The outcome of the Haryana assembly elections may not have immense resonance for the national politics but it will certainly be a test for several political majors - the Congress, the Bharatiya Janata Party (BJP), the Indian National Lok Dal (INLD) and the Bahujan Samaj Party (BSP) - in the fray.
While the multi-cornered contest, with at least six players battling it out, has opened the possibilities of a split verdict, the electoral performance of the political majors will be of keen interest nationally.
A good showing by the BJP, a party which still lacks a dependable cadre in the state, will further enhance the stature of Prime Minister Narendra Modi since the party heavily banks on his charisma to woo the voters.
The BJP will also have an opportunity for the first time to firmly establish itself in Haryana. The party did extremely well in the Lok Sabha polls in Haryana winning 7 out of 8 seats it contested.
However, since several Congress leaders have jumped on to the BJP bandwagon, it remains to be seen how crucial they prove to its prospects and how the party handles them after the elections.
Its victory will also mean a focused approach for Haryana by the BJP-led Centre and may even prove to be political booster for the saffron party in the neighbouring Punjab where the Shiromani Akali Dal (SAD) has always done its hand holding.
For the Congress, which is facing a strong anti-incumbency undercurrent and looks out of the race, a decent outing will be face saver.
The party which suffered heavy reverses nationally in the general elections can also hope to consolidate itself, drawing inspiration from the Haryana outcome.
On the state scenario, the Congress can remain a potent opposition provided it gets good number of seats. A good show will also prevent further desertions.
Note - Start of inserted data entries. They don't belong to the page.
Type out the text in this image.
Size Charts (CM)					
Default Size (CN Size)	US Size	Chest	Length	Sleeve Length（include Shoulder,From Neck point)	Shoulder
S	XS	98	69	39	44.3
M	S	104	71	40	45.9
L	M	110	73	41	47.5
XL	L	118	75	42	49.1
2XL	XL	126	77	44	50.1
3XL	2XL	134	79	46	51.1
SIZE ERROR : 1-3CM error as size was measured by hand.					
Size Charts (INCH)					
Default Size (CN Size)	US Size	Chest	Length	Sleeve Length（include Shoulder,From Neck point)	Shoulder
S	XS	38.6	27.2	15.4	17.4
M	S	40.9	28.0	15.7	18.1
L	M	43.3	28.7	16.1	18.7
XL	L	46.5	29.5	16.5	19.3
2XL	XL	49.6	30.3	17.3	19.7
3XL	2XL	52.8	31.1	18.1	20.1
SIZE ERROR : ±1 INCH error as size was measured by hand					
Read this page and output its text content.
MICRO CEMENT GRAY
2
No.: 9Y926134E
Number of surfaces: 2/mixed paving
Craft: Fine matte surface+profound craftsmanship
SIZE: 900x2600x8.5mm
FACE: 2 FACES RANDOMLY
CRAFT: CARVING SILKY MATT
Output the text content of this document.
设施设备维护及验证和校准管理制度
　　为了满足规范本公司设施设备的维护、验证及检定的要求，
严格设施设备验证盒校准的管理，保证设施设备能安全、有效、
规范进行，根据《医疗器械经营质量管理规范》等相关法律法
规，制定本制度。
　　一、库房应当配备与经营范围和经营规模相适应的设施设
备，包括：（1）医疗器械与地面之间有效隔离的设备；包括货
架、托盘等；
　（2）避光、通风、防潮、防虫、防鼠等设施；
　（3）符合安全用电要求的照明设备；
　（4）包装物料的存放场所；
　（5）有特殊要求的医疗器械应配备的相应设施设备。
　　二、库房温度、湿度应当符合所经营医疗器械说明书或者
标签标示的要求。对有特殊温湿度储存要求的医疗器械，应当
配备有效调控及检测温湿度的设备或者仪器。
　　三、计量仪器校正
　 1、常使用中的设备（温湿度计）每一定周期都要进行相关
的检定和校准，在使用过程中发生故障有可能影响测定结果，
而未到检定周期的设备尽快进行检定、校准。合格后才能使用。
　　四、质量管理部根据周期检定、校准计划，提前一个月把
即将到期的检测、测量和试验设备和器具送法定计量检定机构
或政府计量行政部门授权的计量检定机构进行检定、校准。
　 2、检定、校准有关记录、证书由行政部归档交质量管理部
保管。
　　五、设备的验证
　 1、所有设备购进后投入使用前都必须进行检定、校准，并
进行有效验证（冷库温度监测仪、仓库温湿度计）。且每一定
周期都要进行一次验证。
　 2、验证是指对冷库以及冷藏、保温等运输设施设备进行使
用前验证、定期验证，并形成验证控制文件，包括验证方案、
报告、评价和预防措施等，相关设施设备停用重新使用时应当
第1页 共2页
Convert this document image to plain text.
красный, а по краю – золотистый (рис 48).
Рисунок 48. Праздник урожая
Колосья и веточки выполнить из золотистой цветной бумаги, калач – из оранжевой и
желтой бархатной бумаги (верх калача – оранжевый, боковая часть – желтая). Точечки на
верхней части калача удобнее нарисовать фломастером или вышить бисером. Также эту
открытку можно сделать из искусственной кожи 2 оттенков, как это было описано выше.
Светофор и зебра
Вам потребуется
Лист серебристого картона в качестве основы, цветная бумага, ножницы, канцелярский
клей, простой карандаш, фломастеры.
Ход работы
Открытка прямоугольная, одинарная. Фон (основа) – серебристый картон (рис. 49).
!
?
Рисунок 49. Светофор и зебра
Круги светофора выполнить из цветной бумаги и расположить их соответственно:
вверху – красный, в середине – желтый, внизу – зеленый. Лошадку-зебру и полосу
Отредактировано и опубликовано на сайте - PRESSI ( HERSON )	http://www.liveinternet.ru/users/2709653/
The poll outcome will also be significant for two time chief minister Bhupinder Singh Hooda, who is now clearly the most influential Jat leader at the national and state level.
For Om Prakash Chautala’s Indian National Lok Dal (INLD), a regional outfit, this assembly election is a do or die battle.
The party is passing through its worst phase following the sentencing of Chautala and his elder son, Ajay Singh, for 10 years jail each in a corruption case.
Once a part of the NDA, the INLD severed ties with the saffron party in the 2009 assembly polls and despite concerted efforts by Punjab chief minister, Parkash Singh Badal, it has not been get back into the alliance.
Subsequently, it has shown inclination to align with anti-BJP forces like Sharad Yadav’s Janta Dal (United), HD Deve Gowda’s Janta Dal (Secular) and Mulayam Singh Yadav’s Samajwadi Party.
The INLD can take consolation from the two seats it won during the Lok Sabha polls despite the absence of its top leadership.
But having remained out of power for 10 years and with Chautala being in jail, the party faces a serious crisis. Its cadres however look upbeat after Chautala’s whirlwind poll tour of the state.
The BSP which is regarded as a one-seat wonder on the Haryana scene is looking to increasing its vote percentage in Haryana.
Mayawati’s party is in danger of losing its status of a national party and must remain a recognised political party in at least four states to retain that status.
As per the Election Commission, a political party shall be treated as a recognised political party in a state if the total number of valid votes polled by all its contesting candidates in the assembly or Parliament is not less than 6% of the total number of valid votes polled by all the contesting candidates.
It should also have remain engaged in political activity continuously for five years and returned at least one MLA for every 30 members of the legislative assembly in the election.